Она разражается хохотом, от которого Доминике по другую сторону улицы делается дурно. Антуанетта целует мать, окликает ее, подходит к тумбочке, достает несколько банкнот.
— Держи! По крайней мере возьмешь с собой…
Антуанетта спит на диване, нога свесилась чуть не до пола, и на лице у нее не заметно ни малейшего волнения, ни малейшей заботы. Спит, приоткрыв рот, сморенная дневной жарой, а вокруг, на улице, бурлит жизнь.
Жильцы до сих пор не вернулись, и Доминика еще раз заглядывает к ним в комнату, не забыв запереть на засов входную дверь.
Теперь она знает, что они не уехали. Но в гардеробе не оказалось пальто Лины, отличного зимнего пальто из бежевого драпа, с отделкой из куницы — это новенькое пальто, какие носят богатые провинциалки, Лина привезла с собой из дому.
Доминика вышла на улицу; до последней минуты ей все никак было не решиться, и вот наконец она украдкой бросила письмо в ящик на Королевской улице. Мимо пронесся, чуть не задев ее, автомобиль, набитый иностранцами, и ей показалось, что эти люди, которые мчатся, ослепленные незнакомым городом, выбиваются из общего уличного потока.
У нее сжалось сердце от желания. Никогда она не оказывалась на обочине монотонной и отвратительной повседневности. Разве что ненадолго, давным-давно, когда ей еще не было восемнадцати, но тогда она ничего не понимала и не умела этому радоваться.
Вот и сегодня утром ей пришлось потребовать у этой толстой г-жи Одбаль, чтобы та отрезала немного от уже взвешенного куска сыра, потому что порция оказалась чуть больше, чем надо, и Доминика не могла себе этого позволить.
Она ничего не может себе позволить!
Жильцы пошли продавать или закладывать в ломбарде пальто Лины, но живут они так, словно не знают, что значит считать деньги.

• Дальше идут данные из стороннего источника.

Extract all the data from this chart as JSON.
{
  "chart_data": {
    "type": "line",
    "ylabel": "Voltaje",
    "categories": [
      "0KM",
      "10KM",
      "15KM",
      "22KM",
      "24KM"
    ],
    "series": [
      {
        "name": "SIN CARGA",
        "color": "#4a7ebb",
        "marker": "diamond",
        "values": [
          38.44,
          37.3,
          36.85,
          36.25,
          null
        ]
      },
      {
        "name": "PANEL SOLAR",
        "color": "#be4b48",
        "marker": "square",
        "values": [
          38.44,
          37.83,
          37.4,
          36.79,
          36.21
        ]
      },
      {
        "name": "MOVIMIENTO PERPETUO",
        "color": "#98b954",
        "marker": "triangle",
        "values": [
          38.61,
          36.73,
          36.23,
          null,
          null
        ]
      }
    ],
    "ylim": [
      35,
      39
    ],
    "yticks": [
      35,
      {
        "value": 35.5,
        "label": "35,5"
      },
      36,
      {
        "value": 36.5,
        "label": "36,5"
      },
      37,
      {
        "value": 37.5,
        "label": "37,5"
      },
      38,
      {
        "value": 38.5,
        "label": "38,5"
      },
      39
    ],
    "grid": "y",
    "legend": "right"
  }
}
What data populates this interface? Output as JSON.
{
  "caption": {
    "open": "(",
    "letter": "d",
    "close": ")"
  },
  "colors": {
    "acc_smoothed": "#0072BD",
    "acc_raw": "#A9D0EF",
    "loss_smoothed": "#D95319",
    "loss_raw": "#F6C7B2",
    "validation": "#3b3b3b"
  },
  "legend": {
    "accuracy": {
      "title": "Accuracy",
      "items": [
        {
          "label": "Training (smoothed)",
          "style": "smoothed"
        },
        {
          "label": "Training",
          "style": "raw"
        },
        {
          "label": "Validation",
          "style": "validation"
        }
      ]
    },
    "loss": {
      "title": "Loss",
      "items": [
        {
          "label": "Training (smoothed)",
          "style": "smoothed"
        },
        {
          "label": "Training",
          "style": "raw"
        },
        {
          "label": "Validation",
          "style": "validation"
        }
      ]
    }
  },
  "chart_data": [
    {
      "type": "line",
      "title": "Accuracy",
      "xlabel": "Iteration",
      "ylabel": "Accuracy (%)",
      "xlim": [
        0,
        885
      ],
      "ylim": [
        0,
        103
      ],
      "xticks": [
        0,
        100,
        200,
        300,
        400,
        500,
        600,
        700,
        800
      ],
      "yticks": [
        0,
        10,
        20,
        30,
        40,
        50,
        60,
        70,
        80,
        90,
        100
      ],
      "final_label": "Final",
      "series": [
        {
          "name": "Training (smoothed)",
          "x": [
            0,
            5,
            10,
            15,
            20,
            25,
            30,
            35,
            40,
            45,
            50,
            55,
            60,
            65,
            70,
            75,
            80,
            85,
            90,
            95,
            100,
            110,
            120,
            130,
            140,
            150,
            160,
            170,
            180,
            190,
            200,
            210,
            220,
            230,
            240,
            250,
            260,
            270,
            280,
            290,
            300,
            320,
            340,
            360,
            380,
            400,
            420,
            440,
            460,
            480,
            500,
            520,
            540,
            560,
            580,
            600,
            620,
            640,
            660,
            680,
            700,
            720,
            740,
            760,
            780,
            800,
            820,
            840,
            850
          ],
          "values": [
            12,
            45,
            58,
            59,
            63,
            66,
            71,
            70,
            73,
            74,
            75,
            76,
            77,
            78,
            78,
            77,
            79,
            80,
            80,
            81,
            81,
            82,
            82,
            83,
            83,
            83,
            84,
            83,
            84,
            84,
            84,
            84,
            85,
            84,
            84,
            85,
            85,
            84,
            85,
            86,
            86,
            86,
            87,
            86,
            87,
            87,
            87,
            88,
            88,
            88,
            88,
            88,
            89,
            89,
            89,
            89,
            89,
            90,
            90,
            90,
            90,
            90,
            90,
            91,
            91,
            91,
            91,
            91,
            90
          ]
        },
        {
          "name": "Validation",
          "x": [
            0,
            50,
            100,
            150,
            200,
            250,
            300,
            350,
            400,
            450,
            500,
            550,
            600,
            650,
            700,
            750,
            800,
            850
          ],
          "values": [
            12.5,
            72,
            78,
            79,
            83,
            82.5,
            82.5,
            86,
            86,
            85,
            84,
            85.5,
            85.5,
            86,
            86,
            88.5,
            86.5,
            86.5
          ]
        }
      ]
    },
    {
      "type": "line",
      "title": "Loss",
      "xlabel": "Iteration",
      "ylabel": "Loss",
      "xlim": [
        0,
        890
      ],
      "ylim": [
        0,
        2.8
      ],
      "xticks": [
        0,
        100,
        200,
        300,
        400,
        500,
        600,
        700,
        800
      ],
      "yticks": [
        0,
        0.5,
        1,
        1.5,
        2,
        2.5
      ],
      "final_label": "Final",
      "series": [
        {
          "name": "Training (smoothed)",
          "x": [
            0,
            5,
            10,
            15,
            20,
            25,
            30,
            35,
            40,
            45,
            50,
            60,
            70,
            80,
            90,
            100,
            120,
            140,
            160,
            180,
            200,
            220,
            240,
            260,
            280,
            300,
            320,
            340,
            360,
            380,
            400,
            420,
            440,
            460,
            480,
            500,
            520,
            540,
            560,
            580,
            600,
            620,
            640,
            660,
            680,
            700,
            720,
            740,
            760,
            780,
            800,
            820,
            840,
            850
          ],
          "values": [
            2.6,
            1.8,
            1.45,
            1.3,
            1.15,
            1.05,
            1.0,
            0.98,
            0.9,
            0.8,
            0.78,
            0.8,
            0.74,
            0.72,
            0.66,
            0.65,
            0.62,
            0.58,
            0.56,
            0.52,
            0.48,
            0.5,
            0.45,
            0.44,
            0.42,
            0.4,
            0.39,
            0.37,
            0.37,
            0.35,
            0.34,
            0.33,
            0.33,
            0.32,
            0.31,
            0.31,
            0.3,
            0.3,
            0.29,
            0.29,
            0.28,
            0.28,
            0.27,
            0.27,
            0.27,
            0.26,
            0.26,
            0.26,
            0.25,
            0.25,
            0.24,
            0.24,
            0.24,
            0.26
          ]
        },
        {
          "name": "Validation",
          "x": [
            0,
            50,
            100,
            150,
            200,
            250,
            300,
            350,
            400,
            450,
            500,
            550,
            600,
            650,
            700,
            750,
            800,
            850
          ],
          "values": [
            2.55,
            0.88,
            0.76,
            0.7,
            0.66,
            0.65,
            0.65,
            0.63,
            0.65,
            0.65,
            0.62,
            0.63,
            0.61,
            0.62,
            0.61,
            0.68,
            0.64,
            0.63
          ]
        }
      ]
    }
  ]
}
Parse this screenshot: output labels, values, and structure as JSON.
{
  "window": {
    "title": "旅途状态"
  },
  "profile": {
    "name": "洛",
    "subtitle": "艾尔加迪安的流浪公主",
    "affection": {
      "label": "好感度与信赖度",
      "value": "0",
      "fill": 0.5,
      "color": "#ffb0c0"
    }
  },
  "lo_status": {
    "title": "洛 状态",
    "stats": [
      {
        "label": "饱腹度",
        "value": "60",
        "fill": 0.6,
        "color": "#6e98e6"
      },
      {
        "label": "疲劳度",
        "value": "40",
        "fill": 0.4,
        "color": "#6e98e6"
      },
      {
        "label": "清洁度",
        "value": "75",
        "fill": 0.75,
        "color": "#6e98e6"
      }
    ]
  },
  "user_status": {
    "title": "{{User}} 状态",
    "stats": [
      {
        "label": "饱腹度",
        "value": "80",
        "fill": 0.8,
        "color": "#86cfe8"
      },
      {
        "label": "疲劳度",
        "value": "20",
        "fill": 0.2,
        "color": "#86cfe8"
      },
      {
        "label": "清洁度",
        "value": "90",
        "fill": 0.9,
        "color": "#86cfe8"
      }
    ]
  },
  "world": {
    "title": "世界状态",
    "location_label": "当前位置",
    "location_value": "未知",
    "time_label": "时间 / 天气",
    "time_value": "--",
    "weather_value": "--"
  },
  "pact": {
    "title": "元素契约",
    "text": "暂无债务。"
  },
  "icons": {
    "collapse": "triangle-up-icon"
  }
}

Живут! И тут же она их встретила: идут себе под ручку, и ясно, что чемодан, хлопающий Альбера по ноге, опустел; а главное, по его чувственным губам, по блеску в глазах видно, что в кармане у него завелись деньги, что он богат, что теперь жизнь станет еще полней, и Лина поспевает за ним, не беспокоясь о том, куда он ее ведет.
Доминика рада бы проскользнуть мимо незамеченной, но Лина ее увидела, ущипнула спутника за руку и что-то шепнула. Что?
— Хозяйка…
Для них-то она хозяйка! А может быть, совсем другое:
— Старая карга!
Неужели она думает, что женщина в сорок лет чувствует себя старухой?
И вот уже Кайль приветствует ее широким взмахом шляпы, а она, такая худенькая, вся в темном, жмется к домам, словно старается занимать как можно меньше места на улице.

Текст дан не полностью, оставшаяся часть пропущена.